Human body comprises about 40 trillion of cells, each one containing up to 6 billion proteins, the entire system being in continual changes to adapt to either internal or external changing conditions. It is well acknowledged that slight cell modifications could easily impair protein expression or activity levels thus altering global system metabolic performances leading to diseases. Moreover, some drugs affect cell function in an acute way while others may lead to cell dysfunction in a continuous manner leading on time to chronic diseases. Thus, ignoring dynamic nature over time of any biological system, alone or treated with compounds or drugs, may certainly generate bias in research.
In most high throughput “omics” studies, static quantities of one biomolecules class are measured. Transcriptomics allows semi-quantitative determination of transcript but does not give any information on their translatability. As post-transcriptional and post-translational modifications are highly regulated, no information regarding protein synthesis and activity could then be derived. It holds true for proteomics that allows quantification of large number of proteins but does not preclude on their functionality. Protein is present in a relative amount but no one knows whether it has been activated and able to work. Metabolomics share same imperfections. Measuring metabolites allow visualizing metabolic chains with intermediate and/or end-products but does not give any information on functionality of cascade enzymes.

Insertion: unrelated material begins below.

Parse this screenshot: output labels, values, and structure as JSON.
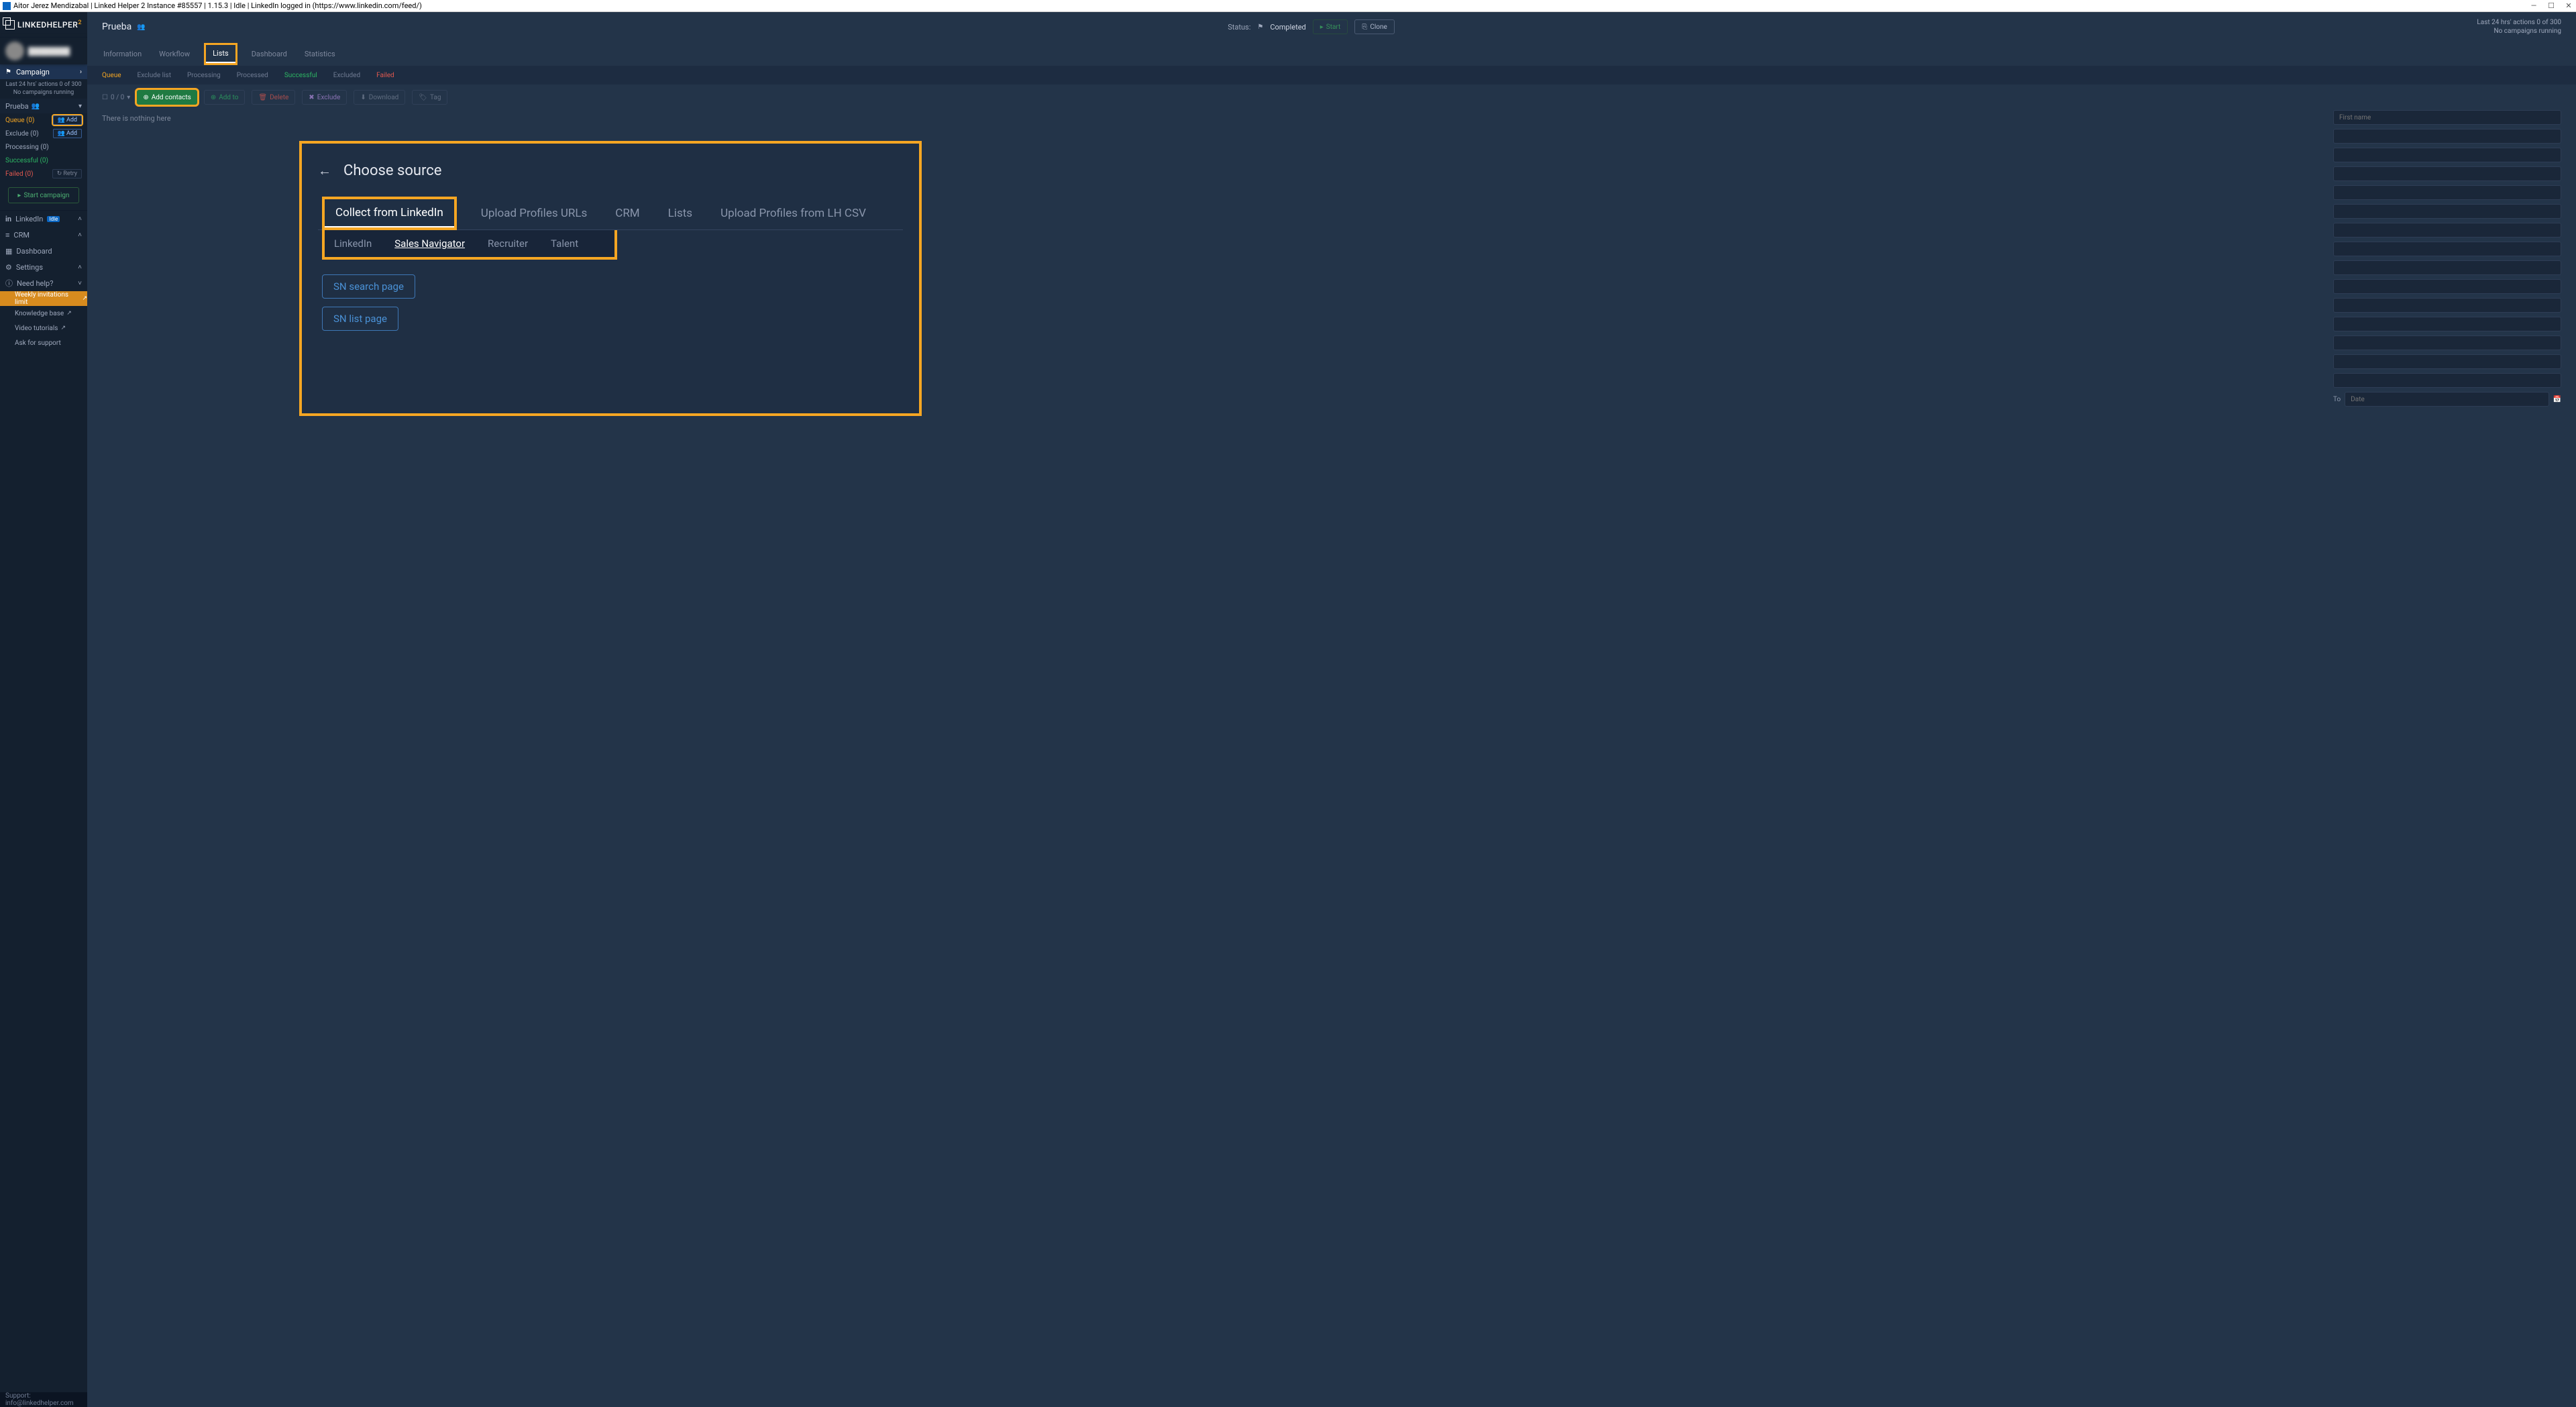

One way to address a dynamic metabolic exploration issue should be sampling at different times. However, even if measurement iterations are performed, it presumes that quantitative measurement techniques are sufficiently precise and reproducible to be able to compare results in a dynamic fashion.
Among limits that hamper every “omics” to fulfil logical promises they have raised figure the constant problem of quantification. Integration of “omics” results to system biology (combining both experimental data and mathematic modelling) supposes to start with precise and accurate quantitative raw data. Indeed, whereas random biological errors could not be circumvented, introducing errors at beginning of process and accumulating such errors at each step of aggregating data will unavoidably distort mathematic model calculations. As both accuracy and precision of multi-step biological measurement procedures are always the sum of many different elementary errors resulting from either systematic or stochastic influences, at the end of such complex process integration of false results due to error accumulation would possibly generate false predictions. In a simple comparison system where large difference between two studied cases is expected, even if systematic and stochastic errors do occur, it will be still possible to draw up true concluding remarks. In a complex system in which differences can range within a few percent, no clear answer or no answer at all would be made. This adverse error propagation can be approximated by statistical calculations but unfortunately is rarely performed. If these results are sustained by economic considerations, like in the field of drug discovery, or by vital ones, in the medical field, availability of accurate quantitative methods looks like a mandatory challenge.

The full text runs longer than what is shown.